Paragraaf 3.2: Amsterdam stapelmarkt van de wereld
1.Op welke drie gebieden bloeide de Republiek in de Gouden Eeuw op?
2.Geef de betekenis van de volgende begrippen: stapelmarkt, moedernegotie, handelskapitalisme, commerciële landbouw, immigratie, inpolderen.
3.Hoe werd Amsterdam het handelscentrum van de wereld? Gebruik in jouw antwoord de begrippen: moedernegotie en stapelmarkt.
4.Noem twee gevolgen van de immigratiestromen naar de Republiek.
Hoe hoort een multinational als de VOC bij het begrip handelskapitalisme?
Paragraaf 3.3: De Oost en de VOC
Paragraaf 3.4:
1.Geef de betekenis van de volgende begrippen: WIC, Trans-Atlantische driehoekshandel, kaapvaart, plantagekolonie, wereldeconomie, Ketikoti.
2.Wat was de taak van de WIC tijdens de Tachtigjarige Oorlog / de Opstand?
3.Noem drie verschillen tussen de WIC en VOC.
4.Welke twee soorten koloniën waren er (met twee verschillende doelen)?
5.Waar werd door de WIC in 1624 een kolonie gesticht en waarom werd dit geen succes?
6.Waarmee werd de meeste winst gemaakt binnen de Amerikaanse koloniën?
7.Leg uit dat Europese slavenhandelaren afhankelijk waren van Afrikaanse staten en stammen.
8.Leg uit wat er binnen de Atlantische driehoekshandel tussen de contineten werd verhandeld:
•Van Europa naar Afrika werd ……….vervoerd om………
•Van Afrika naar Amerika werd……… vervoerd om……...
•Van Amerika naar Europa werd…......vervoerd om……..
9.Leg uit hoe de Moedernegotie, VOC- en WIC-handel zorgden voor een wereldeconomie.
10.Leg uit hoe slavenhouders afhankelijk waren geworden van hun slaven en hoe dit problemen veroorzaakten na de afschaffing van de slavernij in 1863.
Paragraaf 3.5:
1.Geef de betekenis van de volgende begrippen: schuilkerken, tolerantie, Renaissance, rationalisme, wetenschappelijke revolutie
2.Geef een voor én tegenargument op de volgende stelling: “De Republiek was erg tolerant tegen niet-protestantse geloven.”
3.Leg het volgende citaat uit: “Die nieuwsgierigheid en de vrijheid van denken, die er ook voor zorgde dat je stilletjes je eigen geloof mocht houden, stimuleerde natuurwetenschappelijk onderzoek.” (blz. 67)

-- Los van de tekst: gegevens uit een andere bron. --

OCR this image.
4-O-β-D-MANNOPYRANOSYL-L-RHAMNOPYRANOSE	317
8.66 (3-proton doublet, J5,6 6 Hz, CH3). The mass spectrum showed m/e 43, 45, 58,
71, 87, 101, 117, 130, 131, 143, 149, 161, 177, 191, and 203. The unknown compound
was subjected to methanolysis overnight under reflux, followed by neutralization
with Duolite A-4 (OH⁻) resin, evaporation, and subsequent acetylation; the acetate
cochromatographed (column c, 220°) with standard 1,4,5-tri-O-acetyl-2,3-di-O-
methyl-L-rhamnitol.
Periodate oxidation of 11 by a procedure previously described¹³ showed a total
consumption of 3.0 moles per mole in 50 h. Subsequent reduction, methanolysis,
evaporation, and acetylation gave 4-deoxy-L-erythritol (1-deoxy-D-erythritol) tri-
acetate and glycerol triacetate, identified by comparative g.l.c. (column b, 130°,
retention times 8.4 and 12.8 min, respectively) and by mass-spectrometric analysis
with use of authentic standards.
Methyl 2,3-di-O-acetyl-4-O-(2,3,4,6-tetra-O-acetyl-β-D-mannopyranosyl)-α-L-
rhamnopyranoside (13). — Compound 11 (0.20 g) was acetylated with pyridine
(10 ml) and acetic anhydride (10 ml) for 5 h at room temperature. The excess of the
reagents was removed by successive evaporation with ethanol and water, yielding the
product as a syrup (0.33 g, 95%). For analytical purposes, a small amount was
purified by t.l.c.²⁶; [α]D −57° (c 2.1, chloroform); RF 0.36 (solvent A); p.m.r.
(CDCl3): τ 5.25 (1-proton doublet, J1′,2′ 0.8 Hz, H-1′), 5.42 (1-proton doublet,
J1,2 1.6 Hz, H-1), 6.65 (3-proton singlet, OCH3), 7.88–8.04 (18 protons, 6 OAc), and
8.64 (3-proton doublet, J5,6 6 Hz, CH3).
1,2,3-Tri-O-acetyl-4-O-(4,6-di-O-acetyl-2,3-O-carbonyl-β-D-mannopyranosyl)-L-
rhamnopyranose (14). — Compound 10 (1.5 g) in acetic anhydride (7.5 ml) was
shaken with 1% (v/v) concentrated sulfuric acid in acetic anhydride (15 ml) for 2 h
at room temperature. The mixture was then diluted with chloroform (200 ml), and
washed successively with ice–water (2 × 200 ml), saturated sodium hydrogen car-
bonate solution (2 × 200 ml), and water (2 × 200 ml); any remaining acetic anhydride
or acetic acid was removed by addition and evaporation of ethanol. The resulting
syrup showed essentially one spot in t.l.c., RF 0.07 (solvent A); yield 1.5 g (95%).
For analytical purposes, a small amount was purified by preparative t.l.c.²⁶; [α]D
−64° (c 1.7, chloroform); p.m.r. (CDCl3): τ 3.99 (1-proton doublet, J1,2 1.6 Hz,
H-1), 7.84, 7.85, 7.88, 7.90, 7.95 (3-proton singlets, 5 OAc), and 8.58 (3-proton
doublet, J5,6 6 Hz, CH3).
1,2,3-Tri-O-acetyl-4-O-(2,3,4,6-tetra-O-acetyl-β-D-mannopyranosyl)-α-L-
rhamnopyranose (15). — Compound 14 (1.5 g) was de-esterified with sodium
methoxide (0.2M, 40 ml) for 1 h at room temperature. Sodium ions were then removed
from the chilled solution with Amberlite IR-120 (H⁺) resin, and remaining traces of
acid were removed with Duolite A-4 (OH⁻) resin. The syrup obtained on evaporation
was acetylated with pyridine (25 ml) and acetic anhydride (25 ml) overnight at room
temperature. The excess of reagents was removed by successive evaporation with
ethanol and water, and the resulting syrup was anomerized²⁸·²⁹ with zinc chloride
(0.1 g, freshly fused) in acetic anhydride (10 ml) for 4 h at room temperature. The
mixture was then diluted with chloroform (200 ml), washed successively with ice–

4.Leg uit wat het biologisch onderzoek van ontdekkingsreizigers met het denken uit de Renaissance te maken had.
5.Leg uit hoe het gedurfde denken van Spinoza de deur openzette voorde wetenschappelijke revolutie.
6.Noem twee uitvindingen uit de Nederlandse wetenschappelijke revolutie.